Эрика между тем заламывала руки с такой порывистостью, что можно было слышать, как трещат суставы. Она пела и заламывала руки. Вероятно, чтобы таким образом бодрствовать. Стоило ей заснуть, как тут же являлась черная дыра, бездна, пучина.
Уже рассвело, когда шофер наконец высадил нас у ворот французского военного госпиталя. Вдруг похолодало, или, может, здесь всегда было свежее, чем внизу, в арабском городе, где располагался наш отель.
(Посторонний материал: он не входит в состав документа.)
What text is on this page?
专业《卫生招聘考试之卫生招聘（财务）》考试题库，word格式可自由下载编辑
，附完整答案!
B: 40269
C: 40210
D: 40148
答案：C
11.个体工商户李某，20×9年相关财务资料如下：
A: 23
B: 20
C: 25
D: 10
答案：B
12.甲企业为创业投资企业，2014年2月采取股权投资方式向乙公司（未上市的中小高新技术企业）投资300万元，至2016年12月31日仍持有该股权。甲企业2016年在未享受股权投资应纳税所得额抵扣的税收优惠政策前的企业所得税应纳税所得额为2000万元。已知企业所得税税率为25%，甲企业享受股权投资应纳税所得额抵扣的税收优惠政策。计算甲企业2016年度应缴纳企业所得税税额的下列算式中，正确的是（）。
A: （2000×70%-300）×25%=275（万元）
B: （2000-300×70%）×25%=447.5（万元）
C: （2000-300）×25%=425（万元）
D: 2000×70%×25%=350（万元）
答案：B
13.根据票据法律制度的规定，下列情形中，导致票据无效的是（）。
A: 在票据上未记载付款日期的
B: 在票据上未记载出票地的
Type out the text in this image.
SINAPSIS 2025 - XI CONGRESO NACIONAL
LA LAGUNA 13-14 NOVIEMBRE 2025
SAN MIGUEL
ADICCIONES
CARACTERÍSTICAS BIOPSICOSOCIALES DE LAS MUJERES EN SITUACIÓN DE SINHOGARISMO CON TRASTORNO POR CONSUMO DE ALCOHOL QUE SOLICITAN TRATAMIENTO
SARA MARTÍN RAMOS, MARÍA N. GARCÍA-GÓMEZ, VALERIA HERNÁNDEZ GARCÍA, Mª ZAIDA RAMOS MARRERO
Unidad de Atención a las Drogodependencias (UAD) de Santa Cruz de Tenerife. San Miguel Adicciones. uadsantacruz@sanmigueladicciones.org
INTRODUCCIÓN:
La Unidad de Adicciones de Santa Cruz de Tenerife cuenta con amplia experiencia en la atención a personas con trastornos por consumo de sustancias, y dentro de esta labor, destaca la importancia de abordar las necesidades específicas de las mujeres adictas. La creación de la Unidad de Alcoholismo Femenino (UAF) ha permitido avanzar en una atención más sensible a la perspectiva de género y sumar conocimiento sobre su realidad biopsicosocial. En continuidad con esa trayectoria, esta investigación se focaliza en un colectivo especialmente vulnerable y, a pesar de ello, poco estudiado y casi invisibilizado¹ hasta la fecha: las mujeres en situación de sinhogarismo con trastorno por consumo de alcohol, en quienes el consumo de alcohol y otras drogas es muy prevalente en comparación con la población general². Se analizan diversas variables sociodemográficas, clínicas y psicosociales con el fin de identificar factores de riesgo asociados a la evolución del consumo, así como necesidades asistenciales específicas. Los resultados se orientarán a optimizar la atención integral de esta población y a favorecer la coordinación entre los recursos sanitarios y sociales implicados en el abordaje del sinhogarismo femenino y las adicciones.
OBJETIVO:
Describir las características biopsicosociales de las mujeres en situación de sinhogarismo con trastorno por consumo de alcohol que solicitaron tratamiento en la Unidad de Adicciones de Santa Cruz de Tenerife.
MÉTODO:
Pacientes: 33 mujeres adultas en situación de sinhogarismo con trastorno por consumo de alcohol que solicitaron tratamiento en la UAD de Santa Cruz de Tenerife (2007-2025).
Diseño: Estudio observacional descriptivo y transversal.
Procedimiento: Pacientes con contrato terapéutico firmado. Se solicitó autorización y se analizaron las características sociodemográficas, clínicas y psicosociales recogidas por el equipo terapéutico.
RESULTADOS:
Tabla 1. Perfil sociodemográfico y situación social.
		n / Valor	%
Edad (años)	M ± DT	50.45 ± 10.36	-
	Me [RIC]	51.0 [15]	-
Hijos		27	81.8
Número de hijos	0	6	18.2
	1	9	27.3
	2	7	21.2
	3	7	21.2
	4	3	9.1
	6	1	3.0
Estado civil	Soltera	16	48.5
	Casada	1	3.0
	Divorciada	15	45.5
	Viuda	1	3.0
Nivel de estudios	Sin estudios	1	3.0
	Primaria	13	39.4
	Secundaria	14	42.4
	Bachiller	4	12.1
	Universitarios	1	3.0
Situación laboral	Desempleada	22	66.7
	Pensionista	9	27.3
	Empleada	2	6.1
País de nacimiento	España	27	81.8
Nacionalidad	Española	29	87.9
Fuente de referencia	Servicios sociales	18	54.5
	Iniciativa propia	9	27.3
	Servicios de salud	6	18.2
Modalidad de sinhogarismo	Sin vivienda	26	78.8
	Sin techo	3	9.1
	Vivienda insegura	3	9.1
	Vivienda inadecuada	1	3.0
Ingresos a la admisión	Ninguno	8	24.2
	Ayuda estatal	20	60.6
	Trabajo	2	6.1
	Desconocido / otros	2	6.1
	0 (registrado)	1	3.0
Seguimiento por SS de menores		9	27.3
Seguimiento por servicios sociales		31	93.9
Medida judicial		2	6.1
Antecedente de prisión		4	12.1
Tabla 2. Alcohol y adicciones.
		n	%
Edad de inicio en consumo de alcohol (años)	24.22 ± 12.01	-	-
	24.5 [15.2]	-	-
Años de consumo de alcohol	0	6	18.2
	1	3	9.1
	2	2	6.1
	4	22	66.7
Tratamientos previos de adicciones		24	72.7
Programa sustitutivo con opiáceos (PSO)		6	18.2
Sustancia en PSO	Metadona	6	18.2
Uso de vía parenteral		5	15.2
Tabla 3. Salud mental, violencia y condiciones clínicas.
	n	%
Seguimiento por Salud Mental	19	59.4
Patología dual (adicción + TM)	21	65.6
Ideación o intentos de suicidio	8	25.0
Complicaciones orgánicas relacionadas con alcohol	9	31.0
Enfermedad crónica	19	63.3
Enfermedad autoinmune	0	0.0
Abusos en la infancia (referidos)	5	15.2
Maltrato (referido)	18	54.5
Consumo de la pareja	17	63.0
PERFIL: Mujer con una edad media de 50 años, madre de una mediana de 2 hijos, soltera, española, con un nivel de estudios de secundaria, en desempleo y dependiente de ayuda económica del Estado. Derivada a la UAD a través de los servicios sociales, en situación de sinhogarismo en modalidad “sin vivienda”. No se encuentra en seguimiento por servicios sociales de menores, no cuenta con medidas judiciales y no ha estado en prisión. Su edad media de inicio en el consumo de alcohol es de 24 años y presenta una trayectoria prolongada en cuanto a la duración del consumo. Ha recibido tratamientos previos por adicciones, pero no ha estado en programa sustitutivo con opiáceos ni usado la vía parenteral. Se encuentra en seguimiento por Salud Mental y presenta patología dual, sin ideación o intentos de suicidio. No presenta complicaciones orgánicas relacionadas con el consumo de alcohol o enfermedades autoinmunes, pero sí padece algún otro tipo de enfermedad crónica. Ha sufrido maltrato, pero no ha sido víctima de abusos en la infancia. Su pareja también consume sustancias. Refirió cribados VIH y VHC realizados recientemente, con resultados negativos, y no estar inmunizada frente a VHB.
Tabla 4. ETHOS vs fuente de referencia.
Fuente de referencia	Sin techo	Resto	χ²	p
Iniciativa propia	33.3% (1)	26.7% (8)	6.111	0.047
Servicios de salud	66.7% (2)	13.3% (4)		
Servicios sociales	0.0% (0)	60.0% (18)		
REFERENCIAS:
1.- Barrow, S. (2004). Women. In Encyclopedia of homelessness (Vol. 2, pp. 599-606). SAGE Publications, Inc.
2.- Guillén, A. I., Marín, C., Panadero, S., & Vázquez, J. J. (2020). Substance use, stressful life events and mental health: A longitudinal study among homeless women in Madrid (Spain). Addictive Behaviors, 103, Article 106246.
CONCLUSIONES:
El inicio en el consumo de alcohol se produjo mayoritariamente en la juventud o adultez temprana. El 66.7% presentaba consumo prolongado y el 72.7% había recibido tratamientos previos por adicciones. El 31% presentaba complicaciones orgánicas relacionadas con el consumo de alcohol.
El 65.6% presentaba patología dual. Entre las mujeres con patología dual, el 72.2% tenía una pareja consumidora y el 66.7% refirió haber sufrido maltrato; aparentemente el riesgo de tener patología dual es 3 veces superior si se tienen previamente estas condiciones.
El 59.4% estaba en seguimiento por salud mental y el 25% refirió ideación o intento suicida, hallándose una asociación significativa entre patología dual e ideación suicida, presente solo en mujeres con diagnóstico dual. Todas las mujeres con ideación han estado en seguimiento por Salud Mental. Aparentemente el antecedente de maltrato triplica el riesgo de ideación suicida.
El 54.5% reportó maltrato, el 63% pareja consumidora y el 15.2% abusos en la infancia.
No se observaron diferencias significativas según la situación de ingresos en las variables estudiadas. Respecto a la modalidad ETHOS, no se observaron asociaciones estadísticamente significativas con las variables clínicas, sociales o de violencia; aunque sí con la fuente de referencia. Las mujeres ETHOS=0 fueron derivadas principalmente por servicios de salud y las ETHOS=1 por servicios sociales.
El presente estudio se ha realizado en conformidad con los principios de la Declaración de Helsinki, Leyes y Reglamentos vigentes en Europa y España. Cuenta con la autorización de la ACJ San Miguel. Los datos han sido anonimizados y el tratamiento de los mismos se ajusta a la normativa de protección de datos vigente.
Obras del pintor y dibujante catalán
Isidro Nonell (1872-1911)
Солдаты расспрашивали нас и смеялись над нами, пока шофер беседовал с пожилым человеком в белом халате. «Ага, глотнули слишком много гашиша, – услышал я голос старика из неизмеримой дали. – Что за ребячество! Ну что ж, дадим им снотворного. Хорошо, что вы доставили их сюда… Такой шок может иметь серьезные последствия, если вовремя не вмешаться».
Его голос звучал мягко и нарочито приветливо. Симпатичный человек. Его белая одежда сразу успокаивающе подействовала на меня.
«Но я же говорю вам, мы не цыгане!» – уверяла Эрика солдат, которые потешались над нашими пестрыми робами.
«Они небось чокнутые, – смеялся один из парней. – Des pauvres fous»[130]130
Бедняги сумасшедшие (франц.).
[Закрыть].
Однако старик в белом халате нам улыбался! Не беда! – говорила его улыбка, понимающая, ободряющая улыбка старого ученого и солдата, который многое во многих странах повидал и пережил. Ну назвали вас придурковатыми, подумаешь, беда какая! Так ведь в данный момент вы маленько не в себе. Такое вполне может случиться: подчас блуждают в поисках пути. Вы зашли далековато, вплотную к безумию. Однако все-таки не слишком далеко! Вы найдете дорогу обратно. И чем хуже было заблуждение, тем больше насладитесь вы потом восстановлением равновесия спасенной личности.
ВОСЬМАЯ ГЛАВА
ПИСЬМЕНА НА СТЕНЕ
1930–1932
«Это – страшная потеря…»
Обсуждали известие о смерти Густава Штреземана{211}. Бруно Франк сказал: «Это начало конца!» – при этом он угрожающе кивнул. Я еще вижу этот зловещий кивок. Голос его, при всей скорбности, сохранял тот мощный теплый тон, который так в нем любили.
Мы знали, он прав. Несомненно, какой-то отрезок немецкой и европейской истории приближался к своему концу. Интермедия обманчивого благосостояния, благих, но слабых намерений, наивных намерений, наивных иллюзий. Что должно было наступить теперь, оставалось непредсказуемым, но обещало стать скорее катастрофой.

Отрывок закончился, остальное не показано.